Bagian XVII: Pletak!

3.1K 440 11
                                    

"Fatih, gak perlu status buat bikin semuanya jelas. Cukup bilang apa yang mau lo bilang, lakuin apa yang mau lo lakuin. Bikin dia bahagia supaya lo juga bisa bahagia. Kayak gue." Hah? Gimana gimana?

"Lo teori doang bisanya, praktek kagak." Ejek Fatih. Sana memang ahli kalo soal membual. Mulutnya itu loh, manis banget kalau ngomong. Lebih manis dari gula.

"Lo sama btw." Selaku. Fatih tersenyum masam. Poor you.

"Ayo ke UKS, biar kaki lo bisa dipijit." Ajak Sana. Kenapa dia? Bukankah saat di sekolah Sana masih diawasi? Kenapa tiba-tiba begini? "Atau mau gue gendong?" Eh?

"Gak, gue bisa jalan kok." Sahutku gelagapan. Sana kenapa sih? Mau membuatku malu ya? Ini kenapa sebenarnya? Apa yang baru saja aku lewatkan?

Ekspresi Sana berbeda dengan sebelumnya, terlihat bahagia. Bahkan sangat bahagia. Apa yang baru saja terjadi? Apa yang tidak aku ketahui?

"Sana, lo kenapa?" Tanyaku seperti berbisik, mataku masih sesekali melihat cctv yang berada tepat mengarah ke lapangan. 

"Rahasia." Sana tersenyum semakin lebar, seperti orang gila yang suka tertawa di pinggir jalan.

"Emang gak papa kita kek gini?" Tanyaku lagi.

"Emang kenapa kalo kek gini?" Aku mengerang kesal. Dia ngomong apa sih? Dia kenapa sih?

"Liat arah jam tiga." Ucapku. Sana menoleh sebentar lalu kembali menatapku. Kerutan jelas terlihat di dahinya. Sepertinya ia tak paham maksud perkataanku. Kadang otaknya memang sedikit lemot. "Cctv loh." Lanjutku. Sana tergelak. Aduh, bulu kudukku sepertinya berdiri.

"Lo kesambet ya?" Tebakku. Ia menggeleng pelan.

"Emang ada orang kesambet yang tau kalo dia lagi kesambet?" Ah, benar juga ya. Tak mungkin orang yang kesambet pamer kalau dia sedang kesambet. Aduh, sekarang malah otakku yang mendadak lemot.

"Yuk ke UKS, biar kaki lo bisa dipijit Mbak Wini." Sana berjalan mendekat tapi aku memberi isyarat untuk berhenti. 

"Gue gak mau ada masalah, biar Weli aja yang bantu gue." Tolakku. Aku kira dia akan mengangguk setuju, tapi ia malah menggeleng.

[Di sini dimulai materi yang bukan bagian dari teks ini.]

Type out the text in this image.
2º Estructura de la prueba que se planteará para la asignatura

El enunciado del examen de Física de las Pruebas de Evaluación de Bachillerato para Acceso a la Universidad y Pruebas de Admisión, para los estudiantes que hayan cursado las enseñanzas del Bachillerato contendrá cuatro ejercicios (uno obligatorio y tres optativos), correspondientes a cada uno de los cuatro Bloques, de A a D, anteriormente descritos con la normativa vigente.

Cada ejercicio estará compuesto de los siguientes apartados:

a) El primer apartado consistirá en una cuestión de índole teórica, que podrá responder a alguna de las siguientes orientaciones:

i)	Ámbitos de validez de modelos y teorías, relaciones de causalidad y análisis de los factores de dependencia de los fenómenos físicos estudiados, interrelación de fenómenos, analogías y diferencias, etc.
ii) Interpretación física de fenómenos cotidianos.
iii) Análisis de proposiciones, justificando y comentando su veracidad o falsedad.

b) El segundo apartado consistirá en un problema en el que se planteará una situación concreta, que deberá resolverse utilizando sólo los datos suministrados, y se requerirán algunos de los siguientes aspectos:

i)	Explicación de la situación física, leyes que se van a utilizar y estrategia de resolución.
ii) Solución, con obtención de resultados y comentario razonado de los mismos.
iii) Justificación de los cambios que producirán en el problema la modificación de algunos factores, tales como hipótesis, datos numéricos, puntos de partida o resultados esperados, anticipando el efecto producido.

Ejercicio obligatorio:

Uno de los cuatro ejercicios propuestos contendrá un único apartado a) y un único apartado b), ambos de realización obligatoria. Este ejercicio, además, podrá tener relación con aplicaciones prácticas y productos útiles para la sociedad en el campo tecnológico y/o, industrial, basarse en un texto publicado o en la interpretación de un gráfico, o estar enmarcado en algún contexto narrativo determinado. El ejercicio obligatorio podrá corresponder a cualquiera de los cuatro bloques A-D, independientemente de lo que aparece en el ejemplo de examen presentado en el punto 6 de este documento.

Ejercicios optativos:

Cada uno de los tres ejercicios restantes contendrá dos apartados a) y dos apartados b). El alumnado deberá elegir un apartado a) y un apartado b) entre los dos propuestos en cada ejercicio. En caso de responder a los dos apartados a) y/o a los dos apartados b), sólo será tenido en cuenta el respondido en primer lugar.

Arka menarik Fatih dan Weli agar menjauh. Sepertinya ia mendapat perintah melalui tatapan mata Sana. Fatih mengepalkan tangannya seakan memberi semangat, sementara Weli masih terdiam. Mungkin ia masih mencerna ucapanku tadi.

"Arka, bantuin jalan dong." Teriakku. Arka berbalik.

"Arka, lo mendekat satu langkah aja gue patahin kaki lo." Ancam Sana. Aku menyeringai senang. Ekspresi Sana terlihat lucu.

"Cemburu bilang bos." Sembur Arka. Sana menatapnya tajam, sambil memberi isyarat mengiris leher dengan jarinya. Jurusnya hanya mengancam.

"Fatih, lo gak mau bantuin gue juga?"

"Lo mau gue bantu jalan ke UKS atau gue gendong? Pilihannya gue doang." Dasar pemaksa.

"Weli...." Rengekku.

"Gue gak ikut-ikutan deh. Urusin urusan rumah tangga lo sendiri. Gue gak mau jadi orang ketiga." Sahutnya. Aku berdecak kesal. Mereka benar-benar pergi tanpa berniat membantuku.

"Oke berarti lo mau digendong."

"Stop! Lo bantu gue jalan. Tapi beneran gak papa kan? Gak bakal terjadi sesuatu kan?" Ia tersenyum dan mengangguk meyakinkan.

"Buat apa sih mikirin apa yang terjadi besok? Hari ini gue baru sadar semuanya. Gue cuma mau mikirin hari ini, hari esok itu urusan esok. Yang jelas saat ini gue mau sama lo, itu aja." Jelasnya. Pikiran yang sederhana, tidak sepertiku yang terlalu rumit.